Eighty percent of the 100 CEOs surveyed for the "NYSE CEO Agenda 2006" said they spend more time on regulatory and compliance issues than five years ago. Almost 70 percent find compliance with section 404 of Sarbanes-Oxley the most demanding governance task, and while a majority of CEOs question the balance between the investment required and the resulting benefits, most CEOs agree that Sarbanes-Oxley and Exchange governance rules have contributed to board members being more informed (66 percent) and better engaged (72 percent).
"Anything that's going to regain investor confidence in Corporate America is worth it," said Richard Harrington, President & CEO of The Thomson Corporation.
The survey results, released just a few days after the third anniversary of the signing of the Sarbanes-Oxley Act, also tapped CEO opinions on global markets, human capital, globalization, shareholders, and opportunities and risks.
- Global markets. CEOs are generally optimistic in finding new markets and new products for growing their companies and serving customers. The United States is seen as the most promising market for growth, followed by Japan and Western Europe, while emerging markets present an opportunity rather than a threat.
- Human capital. Approximately half of CEOs find it easier to attract new employees, and about one-third find it easier to retain them. Workplace diversity is an increasing driver in managing human capital, and 42 percent of CEOs say their companies have diversity hiring goals.

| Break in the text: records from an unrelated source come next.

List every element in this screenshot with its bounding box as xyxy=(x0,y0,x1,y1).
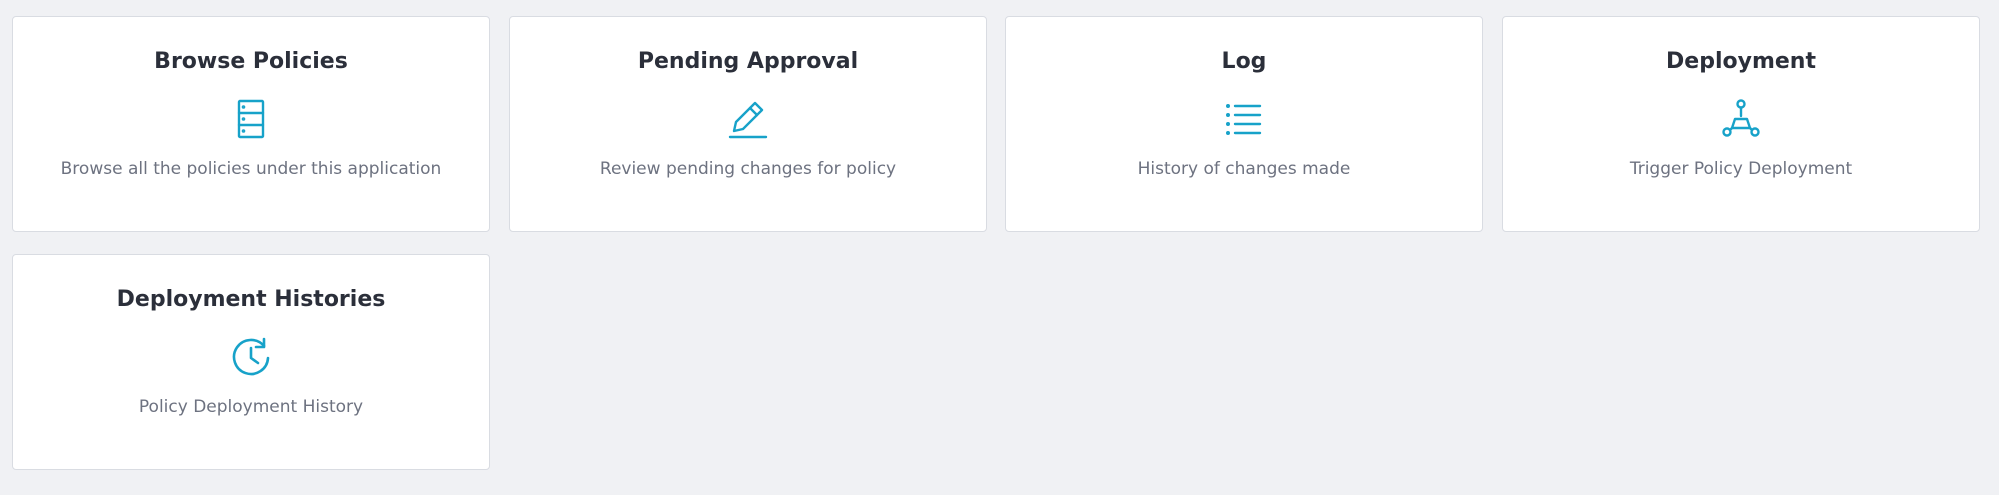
card-title: Log xyxy=(1221,49,1267,74)
card-log[interactable]: Log History of changes made xyxy=(1005,16,1483,232)
card-deployment-histories[interactable]: Deployment Histories Policy Deployment H… xyxy=(12,254,490,470)
clock-history-icon xyxy=(231,337,271,377)
card-description: History of changes made xyxy=(1137,159,1351,179)
card-title: Browse Policies xyxy=(154,49,348,74)
card-description: Review pending changes for policy xyxy=(599,159,897,179)
card-browse-policies[interactable]: Browse Policies Browse all the policies … xyxy=(12,16,490,232)
server-icon xyxy=(231,99,271,139)
card-deployment[interactable]: Deployment Trigger Policy Deployment xyxy=(1502,16,1980,232)
card-pending-approval[interactable]: Pending Approval Review pending changes … xyxy=(509,16,987,232)
list-icon xyxy=(1224,99,1264,139)
card-title: Deployment xyxy=(1666,49,1816,74)
network-icon xyxy=(1721,99,1761,139)
card-description: Browse all the policies under this appli… xyxy=(60,159,442,179)
card-title: Pending Approval xyxy=(637,49,859,74)
card-title: Deployment Histories xyxy=(116,287,386,312)
card-description: Trigger Policy Deployment xyxy=(1629,159,1853,179)
card-description: Policy Deployment History xyxy=(138,397,364,417)
pencil-icon xyxy=(728,99,768,139)
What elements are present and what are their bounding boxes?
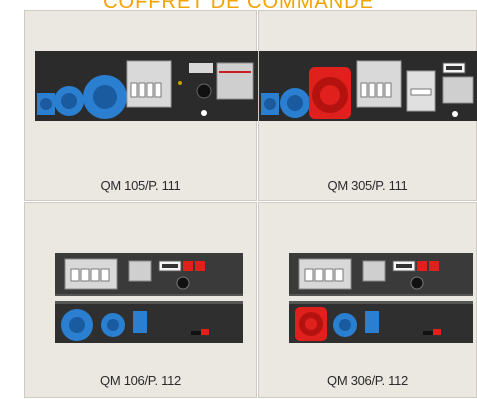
screw-icon — [178, 81, 182, 85]
product-card-qm106[interactable]: QM 106/P. 112 — [24, 202, 257, 398]
switch-icon — [191, 331, 201, 335]
control-box-illustration — [55, 253, 243, 343]
product-card-qm105[interactable]: QM 105/P. 111 — [24, 10, 258, 201]
indicator-icon — [452, 111, 458, 117]
product-label: QM 305/P. 111 — [327, 178, 408, 193]
knob-icon — [410, 276, 424, 290]
relay-block — [128, 260, 152, 282]
product-label: QM 105/P. 111 — [100, 178, 181, 193]
warning-icon — [429, 261, 439, 271]
relay-block — [216, 62, 254, 100]
product-card-qm306[interactable]: QM 306/P. 112 — [258, 202, 477, 398]
product-card-qm305[interactable]: QM 305/P. 111 — [258, 10, 477, 201]
warning-icon — [417, 261, 427, 271]
product-label: QM 306/P. 112 — [327, 373, 408, 388]
warning-icon — [195, 261, 205, 271]
control-box-illustration — [289, 253, 473, 343]
warning-icon — [183, 261, 193, 271]
knob-icon — [196, 83, 212, 99]
switch-icon — [423, 331, 433, 335]
product-grid: QM 105/P. 111 QM 305/P. 111 QM 106/P. 11… — [24, 10, 477, 398]
indicator-icon — [201, 110, 207, 116]
product-label: QM 106/P. 112 — [100, 373, 181, 388]
control-box-illustration — [259, 51, 477, 121]
relay-block — [362, 260, 386, 282]
terminal-block — [189, 63, 213, 73]
control-box-illustration — [35, 51, 258, 121]
small-socket-icon — [365, 311, 379, 333]
relay-block — [442, 76, 474, 104]
knob-icon — [176, 276, 190, 290]
small-socket-icon — [133, 311, 147, 333]
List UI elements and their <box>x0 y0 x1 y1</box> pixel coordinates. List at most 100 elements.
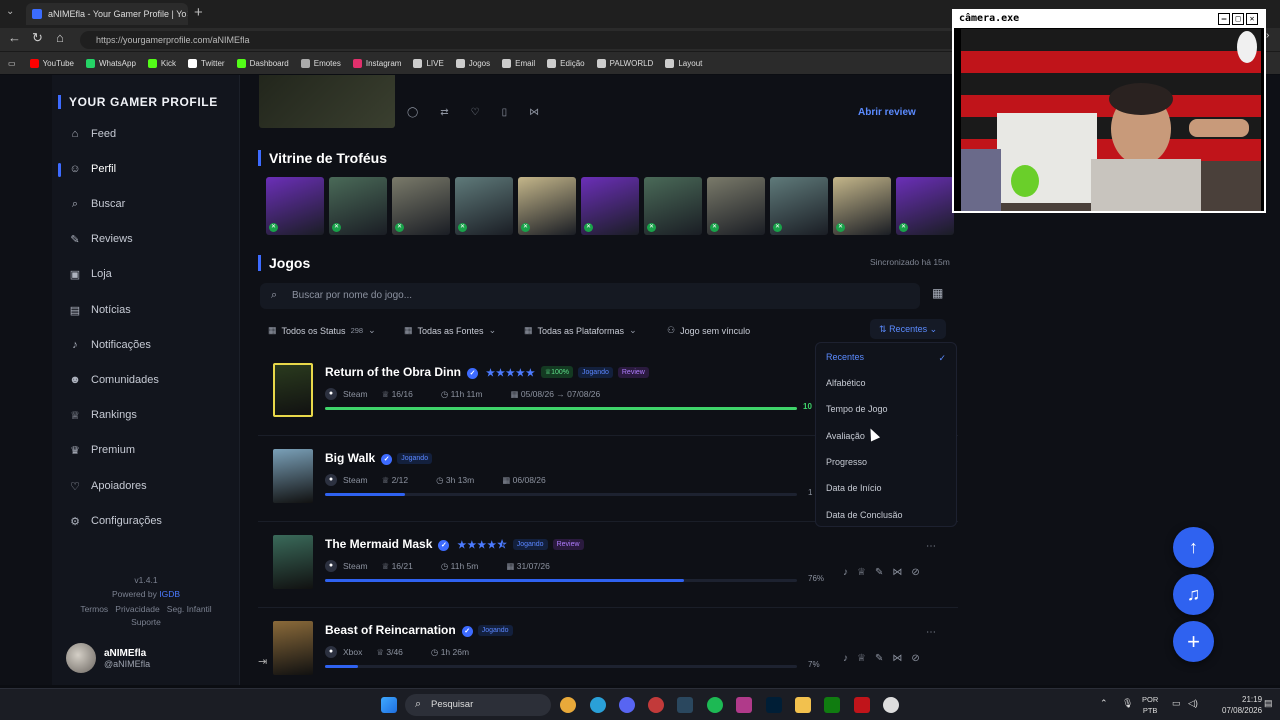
discord-icon[interactable] <box>619 697 635 713</box>
trophy-item[interactable]: ✕ <box>455 177 513 235</box>
sort-option[interactable]: Alfabético <box>826 378 866 388</box>
sidebar-item-premium[interactable]: ♛ Premium <box>68 443 135 457</box>
browser-tab[interactable]: aNIMEfla - Your Gamer Profile | Yo ✕ <box>26 3 188 25</box>
game-title[interactable]: Beast of Reincarnation <box>325 623 456 637</box>
bookmark-item[interactable]: Emotes <box>300 58 341 68</box>
add-button[interactable]: + <box>1173 621 1214 662</box>
bookmark-item[interactable]: PALWORLD <box>596 58 653 68</box>
notifications-icon[interactable]: ▤ <box>1264 698 1273 709</box>
volume-icon[interactable]: ◁) <box>1188 698 1198 709</box>
bookmark-item[interactable]: YouTube <box>29 58 74 68</box>
photoshop-icon[interactable] <box>766 697 782 713</box>
bell-icon[interactable]: ♪ <box>843 567 848 578</box>
support-link[interactable]: Suporte <box>52 617 240 627</box>
sidebar-item-rankings[interactable]: ♕ Rankings <box>68 408 137 422</box>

- Globalization. When it comes to operating on the world stage, NYSE CEOs see plenty of opportunity for growth, even though a majority (55 percent) views the current global trade environment as unfavorable. More than half (53 percent) of the CEOs also said their companies have moved, are currently moving or plan to move some operations offshore. The key, CEOs insist, is determining which functions can be done from a distance, and which need to stay at home. Among those that have moved, 64 percent say the results were "very successful."
- Shareholders. More than one-third (37 percent) of respondents said it is easier to attract investors than it was five years ago. About another third (31 percent) said it is about the same. The level of understanding among global investors is greater today than ever, and shareholder benchmarks are not necessarily the same as five years ago. Investors today focus more on traditional performance measures such as free cash flow, operating income, stock price and cash flow from operations.
- Opportunities and risks. A majority of NYSE CEOs said that management teams will have the greatest impact on company performance, followed by operational efficiency and new product development. They are concerned about regulation, energy, health care costs and the changing global economy. The greatest budget increases were expected to be in the areas of capital expenditures, energy costs and technology. More than half of the group (52 percent) expects M&A activity to increase, while the greatest revenue growth is seen coming from new products, new markets and acquisitions.
The NYSE CEO Agenda 2006 is a new initiative designed to gain the views of CEOs of NYSE-listed companies on topics impacting and shaping the current and future business climate. The study was conducted by an independent market research firm between April 2005 and June 2005.